DevOps focuses on collaboration between different teams in an organization to achieve rapid deployment of software and services to end-users by automating the software delivery infrastructure. According to Dyck et al. DevOps is a software process that emphasizes collaboration within and between different teams involved in software development. According to a study from CA Technologies [5], 88% of 1425 organization executives stated that they have adopted DevOps, or are planning to adopt DevOps in the next five years.
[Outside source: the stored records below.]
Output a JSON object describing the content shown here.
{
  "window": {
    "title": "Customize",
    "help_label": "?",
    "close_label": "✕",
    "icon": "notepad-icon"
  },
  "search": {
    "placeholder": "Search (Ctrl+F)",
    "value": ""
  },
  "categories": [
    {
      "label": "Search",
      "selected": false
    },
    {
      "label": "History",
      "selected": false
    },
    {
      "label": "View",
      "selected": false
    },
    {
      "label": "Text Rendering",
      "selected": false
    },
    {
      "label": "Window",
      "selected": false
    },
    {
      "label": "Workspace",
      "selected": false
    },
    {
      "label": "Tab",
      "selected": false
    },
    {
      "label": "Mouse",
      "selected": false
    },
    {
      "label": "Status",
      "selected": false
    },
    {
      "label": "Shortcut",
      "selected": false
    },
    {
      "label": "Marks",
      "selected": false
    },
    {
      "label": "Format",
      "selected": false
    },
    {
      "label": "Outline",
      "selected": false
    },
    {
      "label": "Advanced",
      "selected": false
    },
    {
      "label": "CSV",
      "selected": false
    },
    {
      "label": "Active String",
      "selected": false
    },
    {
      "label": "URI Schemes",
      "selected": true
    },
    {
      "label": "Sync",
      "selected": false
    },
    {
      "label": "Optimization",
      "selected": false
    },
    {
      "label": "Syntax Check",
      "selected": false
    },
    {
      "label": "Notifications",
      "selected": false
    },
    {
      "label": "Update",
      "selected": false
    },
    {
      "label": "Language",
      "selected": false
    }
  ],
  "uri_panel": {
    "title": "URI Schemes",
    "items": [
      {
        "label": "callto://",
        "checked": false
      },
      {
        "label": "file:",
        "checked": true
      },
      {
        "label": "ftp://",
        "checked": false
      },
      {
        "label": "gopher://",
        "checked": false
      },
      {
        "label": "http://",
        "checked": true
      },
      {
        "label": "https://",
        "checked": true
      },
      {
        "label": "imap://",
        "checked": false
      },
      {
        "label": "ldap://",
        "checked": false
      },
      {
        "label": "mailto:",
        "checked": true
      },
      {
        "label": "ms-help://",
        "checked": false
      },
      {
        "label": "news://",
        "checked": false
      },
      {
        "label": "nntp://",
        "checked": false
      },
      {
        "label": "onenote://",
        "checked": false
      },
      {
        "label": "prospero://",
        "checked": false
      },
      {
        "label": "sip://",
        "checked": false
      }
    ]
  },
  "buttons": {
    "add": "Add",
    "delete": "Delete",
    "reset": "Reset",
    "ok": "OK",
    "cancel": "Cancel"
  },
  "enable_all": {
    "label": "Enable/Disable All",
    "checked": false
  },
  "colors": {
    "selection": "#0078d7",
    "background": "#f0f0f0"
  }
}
According to Puppet Labs’ 2015 State of DevOps Report organizations that have adopted DevOps experienced 60 times fewer failures and deploy 30 times more frequently than organizations that have not adopted DevOps. Despite the popularity, security aspects of DevOps remain a concern for organizations that want to adopt DevOps [5]. In organizations that use DevOps practices, developers can commit and deploy their software changes at a rapid rate using an automated pipeline. At such a rapid rate, if the security team operates in isolation without close collaboration with the development and operations teams, then the rapidly deployed software changes might not undergo the adequate security reviews, potentially leading to vulnerable software.
Bringing security principles within the DevOps process can help the organization in achieving better quality of software by integrating security checks into the phases of development, testing, and deployment. The goal of this study is to aid software practitioners in integrating security and DevOps by summarizing experiences in utilizing security practices in a DevOps environment.